Shaker Gray vs Plummet
Shaker Gray (Benjamin Moore) and Plummet (Farrow & Ball) come from different manufacturers. Both sit in the grey family, which is useful context if you're narrowing within a single hue direction. Their light reflectance values are nearly the same — 26 vs 27 — so neither will read significantly brighter or darker than the other. Where Shaker Gray leans blue, Plummet reads neutral — a distinction that shifts noticeably depending on the light source and surrounding finishes. ΔE 3.5 means they're clearly different, but not dramatically so — they'd pair well in the same room. Below you'll find 3 real-room photo comparisons where both colors appear side by side, plus 5 simulated room previews.

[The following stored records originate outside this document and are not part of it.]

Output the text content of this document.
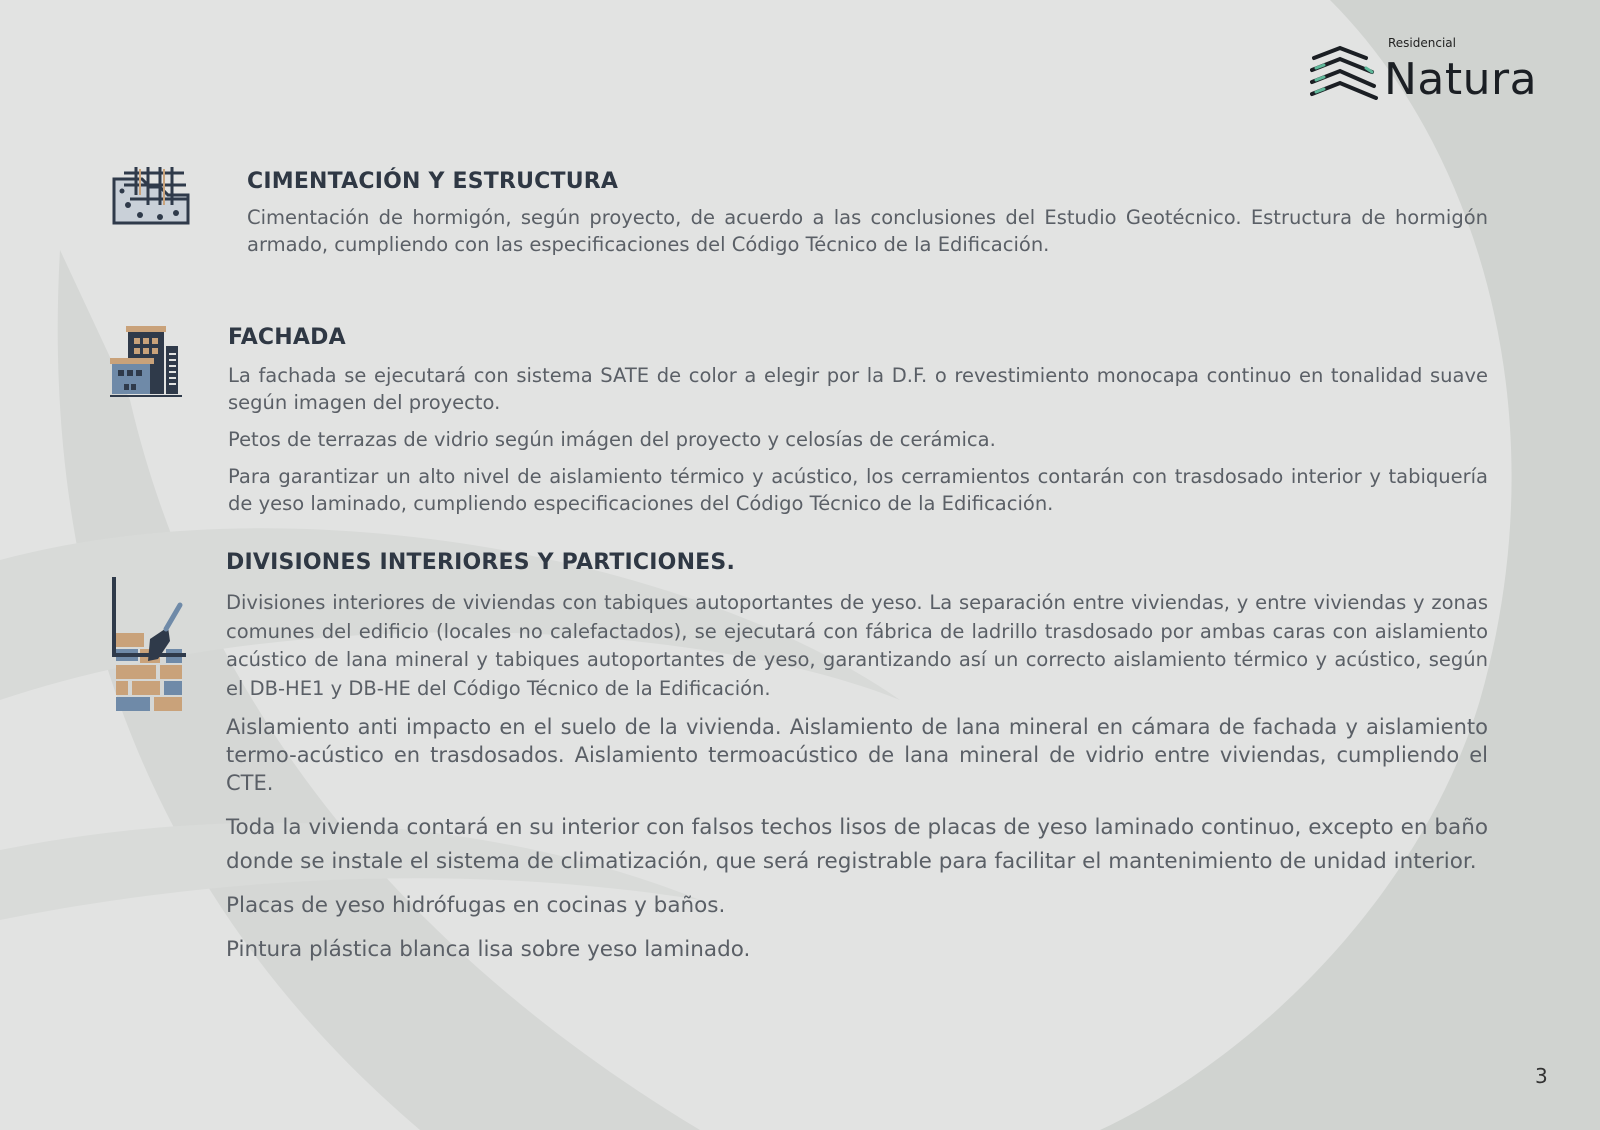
Residencial
Natura
CIMENTACIÓN Y ESTRUCTURA

Cimentación de hormigón, según proyecto, de acuerdo a las conclusiones del Estudio Geotécnico. Estructura de hormigón armado, cumpliendo con las especificaciones del Código Técnico de la Edificación.

FACHADA

La fachada se ejecutará con sistema SATE de color a elegir por la D.F. o revestimiento monocapa continuo en tonalidad suave según imagen del proyecto.

Petos de terrazas de vidrio según imágen del proyecto y celosías de cerámica.

Para garantizar un alto nivel de aislamiento térmico y acústico, los cerramientos contarán con trasdosado interior y tabiquería de yeso laminado, cumpliendo especificaciones del Código Técnico de la Edificación.

DIVISIONES INTERIORES Y PARTICIONES.

Divisiones interiores de viviendas con tabiques autoportantes de yeso. La separación entre viviendas, y entre viviendas y zonas comunes del edificio (locales no calefactados), se ejecutará con fábrica de ladrillo trasdosado por ambas caras con aislamiento acústico de lana mineral y tabiques autoportantes de yeso, garantizando así un correcto aislamiento térmico y acústico, según el DB-HE1 y DB-HE del Código Técnico de la Edificación.

Aislamiento anti impacto en el suelo de la vivienda. Aislamiento de lana mineral en cámara de fachada y aislamiento termo-acústico en trasdosados. Aislamiento termoacústico de lana mineral de vidrio entre viviendas, cumpliendo el CTE.

Toda la vivienda contará en su interior con falsos techos lisos de placas de yeso laminado continuo, excepto en baño donde se instale el sistema de climatización, que será registrable para facilitar el mantenimiento de unidad interior.

Placas de yeso hidrófugas en cocinas y baños.

Pintura plástica blanca lisa sobre yeso laminado.

3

Shaker Gray vs Plummet in Real Spaces
3 real rooms side by side. Shaker Gray and Plummet are close enough that the difference can be hard to judge from a chip alone — these photos show how each reads at scale, across different spaces and lighting conditions.
Bedroom
Bedrooms are typically lit with warmer, lower light than the rest of the house — a condition that flatters warm tones and deepens cool ones. At this scale, the choice between them becomes clear in a way that a swatch alone can't communicate.
Bathroom
Small bathrooms intensify color. A shade that seems quiet in a larger room can feel immersive when you're surrounded by it on four walls. At this scale, the choice between them becomes clear in a way that a swatch alone can't communicate.
Kitchen Cabinets
Cabinet color is always seen in context — against countertops, backsplash, and hardware — which amplifies undertone differences that might disappear on a plain wall. At this scale, the choice between them becomes clear in a way that a swatch alone can't communicate.
Color Details
Shaker Gray vs Plummet Simulated Comparison
5 simulated room previews — drag the slider on each to see Shaker Gray on one side and Plummet on the other.
Digital color is approximate. These simulations are generated from the manufacturer's hex values and overlaid on grayscale room photos — your screen's calibration, brightness, and viewing angle all affect how they render. Before committing to either color, test physical samples in your own space under the light you actually live with.
More Shaker Gray comparisons
See how Shaker Gray stacks up against other well-photographed colors across different brands and tones.